I have a table of meetings, each of which has a start and end time expressed as an integer Unix timestamp, as well as a group of people who are attending this meeting. I need to send out notifications to each group of people once all their meetings for the day have completed. To do this I need to find the last meeting for every combination of (day, group). I've adapted this answer for my situation, and it works:
SELECT MAX(`starts_at`), `id`, `group_id`, DATE(FROM_UNIXTIME(`starts_at`)) `day`
FROM `meeting`
GROUP BY `day`, `group_id`;
However, despite trying out different combinations of indexes, I can't seem to find one that would make this query not perform a full-table scan. The EXPLAIN
result is always as follows:
+------+-------------+---------+------+---------------+------+---------+------+------+---------------------------------+
| id | select_type | table | type | possible_keys | key | key_len | ref | rows | Extra |
+------+-------------+---------+------+---------------+------+---------+------+------+---------------------------------+
| 1 | SIMPLE | meeting | ALL | NULL | NULL | NULL | NULL | 16 | Using temporary; Using filesort |
+------+-------------+---------+------+---------------+------+---------+------+------+---------------------------------+
My table is defined this way:
CREATE TABLE `meeting` (
`id` int(11) NOT NULL AUTO_INCREMENT,
`group_id` int(11) NOT NULL,
`starts_at` int(11) NOT NULL,
`ends_at` int(11) NOT NULL,
... other fields ...,
PRIMARY KEY (`id`),
CONSTRAINT `meeting_ibfk_1` FOREIGN KEY (`group_id`) REFERENCES `group` (`id`),
)
What combination of indexes, and what query, would I need here? One of the solutions I see is to create an indexed column that stores the event's day, perhaps as some sort of ordinal, and while this is an option I'd prefer to avoid it if possible in order to not have redundant values in a single row.

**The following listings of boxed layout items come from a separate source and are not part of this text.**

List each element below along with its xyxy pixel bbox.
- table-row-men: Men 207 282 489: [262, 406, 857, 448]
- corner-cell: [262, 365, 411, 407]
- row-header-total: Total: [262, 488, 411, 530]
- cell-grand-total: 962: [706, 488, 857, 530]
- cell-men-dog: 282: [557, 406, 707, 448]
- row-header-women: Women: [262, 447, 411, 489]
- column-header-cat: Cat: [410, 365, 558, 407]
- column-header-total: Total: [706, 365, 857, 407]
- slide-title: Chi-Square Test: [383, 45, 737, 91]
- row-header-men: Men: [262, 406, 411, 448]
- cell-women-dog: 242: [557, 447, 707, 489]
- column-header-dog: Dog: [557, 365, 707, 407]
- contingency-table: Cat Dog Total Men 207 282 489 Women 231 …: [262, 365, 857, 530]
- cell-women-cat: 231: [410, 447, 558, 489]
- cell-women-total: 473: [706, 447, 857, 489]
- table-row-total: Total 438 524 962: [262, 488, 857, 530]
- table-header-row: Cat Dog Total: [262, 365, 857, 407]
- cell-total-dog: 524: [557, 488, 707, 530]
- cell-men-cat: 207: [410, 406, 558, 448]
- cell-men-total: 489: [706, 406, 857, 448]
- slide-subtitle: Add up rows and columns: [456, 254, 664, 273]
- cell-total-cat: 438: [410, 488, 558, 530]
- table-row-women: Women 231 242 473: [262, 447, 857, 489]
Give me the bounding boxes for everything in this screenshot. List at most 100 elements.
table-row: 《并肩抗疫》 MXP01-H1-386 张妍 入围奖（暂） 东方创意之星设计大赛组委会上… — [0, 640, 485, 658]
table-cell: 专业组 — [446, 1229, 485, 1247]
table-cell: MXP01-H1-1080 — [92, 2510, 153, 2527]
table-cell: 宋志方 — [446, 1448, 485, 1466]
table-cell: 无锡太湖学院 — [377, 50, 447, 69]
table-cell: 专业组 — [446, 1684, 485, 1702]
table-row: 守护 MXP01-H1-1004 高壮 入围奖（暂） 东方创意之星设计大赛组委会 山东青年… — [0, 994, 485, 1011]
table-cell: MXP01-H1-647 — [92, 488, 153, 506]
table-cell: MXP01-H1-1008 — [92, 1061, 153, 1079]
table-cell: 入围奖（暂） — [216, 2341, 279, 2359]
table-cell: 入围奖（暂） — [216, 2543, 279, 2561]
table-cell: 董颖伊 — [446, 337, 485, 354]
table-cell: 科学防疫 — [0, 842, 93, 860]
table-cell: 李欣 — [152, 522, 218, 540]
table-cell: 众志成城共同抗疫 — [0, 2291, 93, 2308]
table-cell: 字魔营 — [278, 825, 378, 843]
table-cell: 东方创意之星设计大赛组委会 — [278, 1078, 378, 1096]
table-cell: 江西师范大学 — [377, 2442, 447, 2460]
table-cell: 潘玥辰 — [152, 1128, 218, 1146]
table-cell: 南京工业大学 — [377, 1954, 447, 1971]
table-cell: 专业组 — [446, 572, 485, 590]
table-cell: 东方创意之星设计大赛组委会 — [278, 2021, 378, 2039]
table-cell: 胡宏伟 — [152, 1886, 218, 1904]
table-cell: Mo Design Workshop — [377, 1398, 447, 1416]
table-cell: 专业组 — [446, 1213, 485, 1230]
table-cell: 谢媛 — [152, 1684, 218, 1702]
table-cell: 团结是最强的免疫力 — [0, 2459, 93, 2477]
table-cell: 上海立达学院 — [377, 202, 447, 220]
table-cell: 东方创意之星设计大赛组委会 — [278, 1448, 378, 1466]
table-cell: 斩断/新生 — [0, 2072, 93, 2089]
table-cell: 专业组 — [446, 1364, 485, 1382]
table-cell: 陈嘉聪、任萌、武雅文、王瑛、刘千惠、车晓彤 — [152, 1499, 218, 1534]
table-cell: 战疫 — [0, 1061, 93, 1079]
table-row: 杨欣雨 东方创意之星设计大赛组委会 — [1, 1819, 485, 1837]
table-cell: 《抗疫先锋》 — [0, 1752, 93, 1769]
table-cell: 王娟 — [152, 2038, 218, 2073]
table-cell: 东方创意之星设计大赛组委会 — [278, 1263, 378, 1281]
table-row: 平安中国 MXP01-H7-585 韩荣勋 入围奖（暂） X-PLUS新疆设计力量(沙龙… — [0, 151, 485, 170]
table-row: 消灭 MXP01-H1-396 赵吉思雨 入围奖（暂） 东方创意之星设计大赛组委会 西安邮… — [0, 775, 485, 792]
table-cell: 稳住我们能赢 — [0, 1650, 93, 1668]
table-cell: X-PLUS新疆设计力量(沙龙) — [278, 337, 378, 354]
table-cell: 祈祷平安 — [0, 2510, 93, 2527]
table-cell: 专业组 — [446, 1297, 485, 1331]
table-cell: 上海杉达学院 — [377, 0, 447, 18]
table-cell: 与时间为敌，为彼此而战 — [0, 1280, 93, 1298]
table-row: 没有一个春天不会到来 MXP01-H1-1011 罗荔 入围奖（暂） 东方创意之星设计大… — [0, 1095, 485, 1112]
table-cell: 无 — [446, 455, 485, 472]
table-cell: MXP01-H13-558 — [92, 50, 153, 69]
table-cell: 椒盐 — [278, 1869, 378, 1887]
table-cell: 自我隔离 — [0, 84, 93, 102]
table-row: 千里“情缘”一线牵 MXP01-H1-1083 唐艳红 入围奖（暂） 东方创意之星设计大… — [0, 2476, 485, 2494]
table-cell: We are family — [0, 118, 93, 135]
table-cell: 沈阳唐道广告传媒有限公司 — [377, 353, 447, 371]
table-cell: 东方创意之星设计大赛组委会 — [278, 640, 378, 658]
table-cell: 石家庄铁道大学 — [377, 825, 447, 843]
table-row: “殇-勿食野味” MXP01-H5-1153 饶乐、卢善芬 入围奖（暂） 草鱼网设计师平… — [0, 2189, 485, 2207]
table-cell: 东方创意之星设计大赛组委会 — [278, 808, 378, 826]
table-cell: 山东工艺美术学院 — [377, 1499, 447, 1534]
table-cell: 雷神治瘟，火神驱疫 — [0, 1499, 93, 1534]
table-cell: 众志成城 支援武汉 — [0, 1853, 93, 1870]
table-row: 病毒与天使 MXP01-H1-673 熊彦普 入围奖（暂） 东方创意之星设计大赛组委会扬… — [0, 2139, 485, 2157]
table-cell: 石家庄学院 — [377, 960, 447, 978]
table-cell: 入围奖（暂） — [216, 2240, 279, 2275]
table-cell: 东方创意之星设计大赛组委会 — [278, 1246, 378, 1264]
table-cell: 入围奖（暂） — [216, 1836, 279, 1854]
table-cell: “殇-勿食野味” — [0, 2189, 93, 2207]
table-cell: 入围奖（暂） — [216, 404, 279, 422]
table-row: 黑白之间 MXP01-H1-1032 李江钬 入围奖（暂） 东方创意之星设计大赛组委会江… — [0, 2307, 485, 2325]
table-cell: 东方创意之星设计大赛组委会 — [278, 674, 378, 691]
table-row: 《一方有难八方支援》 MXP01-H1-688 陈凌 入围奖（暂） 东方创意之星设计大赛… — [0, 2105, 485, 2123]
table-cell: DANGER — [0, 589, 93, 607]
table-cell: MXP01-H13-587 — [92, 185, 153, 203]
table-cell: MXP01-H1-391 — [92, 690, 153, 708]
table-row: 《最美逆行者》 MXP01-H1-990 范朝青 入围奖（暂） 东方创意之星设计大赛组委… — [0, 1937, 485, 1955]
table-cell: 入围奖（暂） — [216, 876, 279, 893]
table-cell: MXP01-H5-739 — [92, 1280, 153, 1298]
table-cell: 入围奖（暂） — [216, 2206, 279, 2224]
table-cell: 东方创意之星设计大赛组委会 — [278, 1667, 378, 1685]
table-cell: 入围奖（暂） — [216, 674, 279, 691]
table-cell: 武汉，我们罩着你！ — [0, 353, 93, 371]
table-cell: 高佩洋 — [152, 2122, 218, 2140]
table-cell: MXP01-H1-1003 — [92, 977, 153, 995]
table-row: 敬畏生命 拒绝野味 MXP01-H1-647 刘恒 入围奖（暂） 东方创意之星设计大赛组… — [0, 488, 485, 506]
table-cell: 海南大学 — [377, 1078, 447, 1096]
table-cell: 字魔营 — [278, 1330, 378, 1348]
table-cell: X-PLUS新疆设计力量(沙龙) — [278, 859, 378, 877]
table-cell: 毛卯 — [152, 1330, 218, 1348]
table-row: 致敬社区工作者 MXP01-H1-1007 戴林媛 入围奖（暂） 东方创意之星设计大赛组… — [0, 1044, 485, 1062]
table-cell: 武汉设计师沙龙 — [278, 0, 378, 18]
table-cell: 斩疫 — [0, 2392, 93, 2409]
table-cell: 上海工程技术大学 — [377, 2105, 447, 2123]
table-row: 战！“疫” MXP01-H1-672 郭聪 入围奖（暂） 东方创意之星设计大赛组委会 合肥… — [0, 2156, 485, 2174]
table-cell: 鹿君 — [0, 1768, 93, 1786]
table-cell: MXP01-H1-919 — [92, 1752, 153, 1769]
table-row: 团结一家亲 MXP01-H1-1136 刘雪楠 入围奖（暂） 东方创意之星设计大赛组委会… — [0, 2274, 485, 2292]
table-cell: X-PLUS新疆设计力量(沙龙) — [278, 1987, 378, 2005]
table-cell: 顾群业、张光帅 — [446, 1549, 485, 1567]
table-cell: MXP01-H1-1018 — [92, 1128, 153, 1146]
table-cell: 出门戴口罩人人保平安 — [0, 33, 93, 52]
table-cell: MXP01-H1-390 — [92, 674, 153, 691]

If you are running MySQL 8.0.13 or higher, you could try an index on expressions:
create index idx_meeting on meeting(
group_id,
(date(from_unixtime(starts_at))),
starts_at desc
);
This puts first the columns / expressions that appear in the group by
clause, then the column that is aggregated; since we will be looking for the max()
, we want to sort that column in descending order in the index.
In this DB Fiddle, it looks like the index is picked up by the database (but note that I have no data to play with - the results may be different in your environment:
id | select_type | table | partitions | type | possible_keys | key | key_len | ref | rows | filtered | Extra |
---|---|---|---|---|---|---|---|---|---|---|---|
1 | SIMPLE | meeting | null | index | idx_meeting | idx_meeting | 12 | null | 1 | 100.00 | Using index; Using temporary |
A further option would be to simplify the query a little. We could arithmetics rather than timestamp conversion. We can easily put an index on this - or use a computed column if your version does not support indexes on expression:
alter table meeting
add starts_date date as (floor(starts_at / 60 / 60 / 24))
stored;
create index idx_meeting2 on meeting(group_id, starts_date, starts_at desc);
Then we run the query as follows:
SELECT MAX(starts_at), group_id, DATE(MAX(starts_at)) day
FROM meeting
GROUP BY group_id, starts_day;
id | select_type | table | type | possible_keys | key | key_len | ref | rows | Extra |
---|---|---|---|---|---|---|---|---|---|
1 | SIMPLE | meeting | index | null | idx_meeting2 | 12 null | 1 | Using index |
Edit: you want the latest event per group and per day. Aggregation is not appropriate. Instead, we need to filter.
Consider the following set up:
alter table meeting
add starts_day int(11) as (floor(starts_at / 60 / 60 / 24) * 60 * 60 * 24)
stored;
create index idx_meeting on meeting(group_id, starts_day, starts_at desc);
Now we can use the following query:
select starts_at, group_id, date(from_unixtime(starts_day)) day
from meeting m
where starts_at = (
select max(m1.starts_at)
from meeting m1
where m1.group_id = m.group_id and m1.starts_day = m.starts_day
)
The subquery takes advantage of the index, that may also partially be used in the outer query.